While it is expected that Internet of Things (IoT), artificial intelligence (AI) and robotic process automation (RPA) will continue to cause substantial changes in the legal arena, blockchain technologies have the potential to make a significant impact on various transactions (such as payment transactions and financial instruments) and will most likely create a new legal system (such as smart contracts, IP rights management and property title registrations). Such movement will entail substantial changes in laws and regulatory bodies.
Which current legal provision/regime creates the greatest impediment to economic development/commerce?
One of the greatest impediments to economic development and commerce is vertically segmented legal and regulatory systems. Although cross-sectoral, innovative businesses and services are expected to develop, the current legal and regulatory systems are still sector-oriented and rigid, which tends to create grey areas of law and inefficiency of compliance and regulations. The government initiated a study group to consider the possibility of reframing the legal and regulatory systems to address such issues.
Do you believe your legal system specifically encourages or hinders digital services?

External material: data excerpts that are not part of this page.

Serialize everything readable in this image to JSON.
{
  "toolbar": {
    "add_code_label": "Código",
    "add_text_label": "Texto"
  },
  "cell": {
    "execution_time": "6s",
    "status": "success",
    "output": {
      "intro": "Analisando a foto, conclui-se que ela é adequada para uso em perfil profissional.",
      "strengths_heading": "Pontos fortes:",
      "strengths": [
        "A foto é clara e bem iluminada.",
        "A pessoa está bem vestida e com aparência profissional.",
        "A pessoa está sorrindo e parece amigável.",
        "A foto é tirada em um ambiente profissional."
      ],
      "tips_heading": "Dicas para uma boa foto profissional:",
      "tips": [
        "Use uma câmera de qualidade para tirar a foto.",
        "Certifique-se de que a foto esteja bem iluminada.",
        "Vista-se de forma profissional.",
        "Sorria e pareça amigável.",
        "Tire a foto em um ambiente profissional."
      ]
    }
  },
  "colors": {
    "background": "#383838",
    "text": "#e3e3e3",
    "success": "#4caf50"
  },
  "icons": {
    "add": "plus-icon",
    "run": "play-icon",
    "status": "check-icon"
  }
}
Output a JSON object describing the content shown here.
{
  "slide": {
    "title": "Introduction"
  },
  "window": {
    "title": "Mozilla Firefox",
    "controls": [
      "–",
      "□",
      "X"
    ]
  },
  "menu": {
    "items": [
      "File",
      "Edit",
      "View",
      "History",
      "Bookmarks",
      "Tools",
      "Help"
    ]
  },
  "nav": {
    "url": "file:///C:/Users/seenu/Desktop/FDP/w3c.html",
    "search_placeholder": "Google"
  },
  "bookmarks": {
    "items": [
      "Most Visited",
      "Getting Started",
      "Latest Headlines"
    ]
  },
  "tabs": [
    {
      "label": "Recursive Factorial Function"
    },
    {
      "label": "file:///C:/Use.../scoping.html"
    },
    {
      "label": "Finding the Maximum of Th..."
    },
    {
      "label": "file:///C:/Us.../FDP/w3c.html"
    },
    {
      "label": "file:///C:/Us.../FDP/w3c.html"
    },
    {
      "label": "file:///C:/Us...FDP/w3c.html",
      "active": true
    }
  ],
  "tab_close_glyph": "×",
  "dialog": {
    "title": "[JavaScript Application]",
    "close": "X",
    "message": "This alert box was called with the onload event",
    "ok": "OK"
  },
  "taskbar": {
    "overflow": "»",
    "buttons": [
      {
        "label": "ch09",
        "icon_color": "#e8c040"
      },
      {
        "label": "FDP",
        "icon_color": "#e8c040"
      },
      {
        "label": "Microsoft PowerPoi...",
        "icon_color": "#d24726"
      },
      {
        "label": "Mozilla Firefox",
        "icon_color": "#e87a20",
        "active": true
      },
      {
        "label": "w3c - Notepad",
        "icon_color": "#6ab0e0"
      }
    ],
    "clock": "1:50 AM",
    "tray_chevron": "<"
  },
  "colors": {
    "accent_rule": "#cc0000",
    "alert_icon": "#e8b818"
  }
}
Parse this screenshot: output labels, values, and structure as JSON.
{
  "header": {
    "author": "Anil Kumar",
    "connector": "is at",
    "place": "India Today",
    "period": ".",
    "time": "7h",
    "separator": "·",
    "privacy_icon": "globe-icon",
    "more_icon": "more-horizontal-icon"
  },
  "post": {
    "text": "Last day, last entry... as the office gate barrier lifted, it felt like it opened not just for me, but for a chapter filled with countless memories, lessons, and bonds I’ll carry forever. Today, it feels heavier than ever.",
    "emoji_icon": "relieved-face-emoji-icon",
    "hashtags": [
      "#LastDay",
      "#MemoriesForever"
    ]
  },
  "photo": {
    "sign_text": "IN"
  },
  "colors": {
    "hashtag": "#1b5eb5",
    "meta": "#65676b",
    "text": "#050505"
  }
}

While there exist certain issues in the legal system that could hinder digital services to some extent (see question 18), the Japanese government has adopted, and continues to consider, various measures to change the legal system to encourage digital services. For instance, the Regulatory Sandbox was introduced as one of the measures under the Act on Special Measures for Productivity Improvement for the purpose of allowing businesses to conduct demonstration tests and pilot projects quickly and collect data that may contribute to regulatory reforms.
To what extent is your legal system ready to deal with the legal issues associated with artificial intelligence?
As mentioned above (see question 14), the current legal system can solve the legal issues associated with artificial intelligence (AI) to some extent, but there is no legislation that specifically deals with AI. Thus there remain many uncertainties related to the legal issues associated with AI (such as civil and criminal responsibilities concerning malfunctions of AI and protections of AI software and AI deliverables).